12/26/2010: Paul Rodriguez says:
Your account of the decay of the superstore is persuasive but the notion that people resort to the city for obscure books surprises me. What numbers I have seen, and my personal observation, suggest that when the superstore cannot satisfy, Amazon does.

12/27/2010: CB says:
You’re quite right, of course, when someone is looking for something specific. It’s the pleasure of browsing among obscure books that I was thinking of, and I muddled the two ideas a bit.

09/12/2012: Sean says:
Sir, while I find the idea presented here compelling, do you have any data to back up this claim of diminishing selection in big-box stores? I’d like to believe it, but it seems like a difficult claim to make simply from anecdotal observation.

Things We Get Backwards

Published on 10/8/2010

We make it terribly hard for bars and restaurants to offer live music, but anyone can blare a radio station over a loudspeaker. This is exactly backwards. There ought to be steep licensing fees for recorded music, and none at all for live music. If we made it a financial advantage to have live musicians, there would be live musicians. Young people—and their parents—would see that music was a viable career instead of a waste of time.

It’s no good arguing that licensing fees for live music are justified by the large crowds that live music draws, which require more law enforcement and other city services. Live music draws crowds precisely because it’s unusual. Let every bar on the South Side employ a live band, and the crowds will be dispersed and manageable.

The wonderful thing about music in the city is that you can’t really stamp it out, in spite of punitive laws against musicians who practice their art. But take away those laws, and what a flowering of musical culture there might be! Let the same discouraging regulations be applied to recorded music, and nothing could prevent a musical renaissance in the city.

Still, it might be argued by nervous neighbors that unrestricted live music will produce too much noise. So we might propose a compromise plan. Let there be an amplification fee that applies equally to live and recorded music. You can have a band, or a string quartet, or a symphony orchestra, with no amplification, and you pay no fee. You can play records on a mechanical Victrola without paying the fee. But turn on an amplifier, and you pay the fee. That sounds reasonable, doesn’t it?

Beauty and Ugliness

Published on 09/25/2010

The city turned its dreariest aspect toward the railway on blackened walls, irregular and ill-paved streets, gloomy warehouses, and over all a gray, smoke-laden atmosphere which gave it mystery and often beauty.

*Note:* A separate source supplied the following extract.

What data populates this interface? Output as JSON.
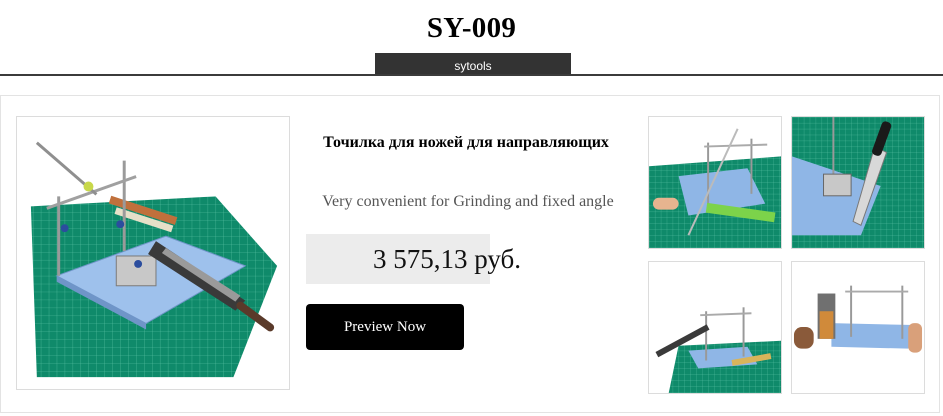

What Mary Roberts Rinehart captured here is something very hard to put into words: that the beauty and the ugliness of a city are often, and perhaps usually, the same thing. This is a point that escapes urban planners, and many hideous atrocities have been committed by planners who thought they could have beauty alone, perfected and purified, and expunge ugliness from the city.

A concatenation of little uglinesses makes beauty. Everyone loved to look at Lillian Russell, but no one wanted to examine her pores under a glass.

The most beautiful and fascinating city scene is like a fugue, with contrasting melodies moving in different directions to make a harmonious but complex whole. It cannot be all harmony as those parts move against one another: there must be dissonance as well, disharmony, even ugliness, so that there can be real depth of beauty. Yet we often leave our city planning in the hands of people who can barely carry a tune.

What is the secret to successful urban planning? It lies somewhere in a successful distinction between uglinesses. A composer writes dissonance into his fugue because he knows where a chunk of ugliness will be a building-block rather than a stumbling-block for beauty. In a city, quite plainly there are ugly things that spoil a whole view; but there are ugly things that enhance it, and we need to have the taste to distinguish the two. In an established city, we need the wisdom to distinguish between the ugliness that must go and the ugliness that must stay. That, in a few words, is the mission of modern urban planning.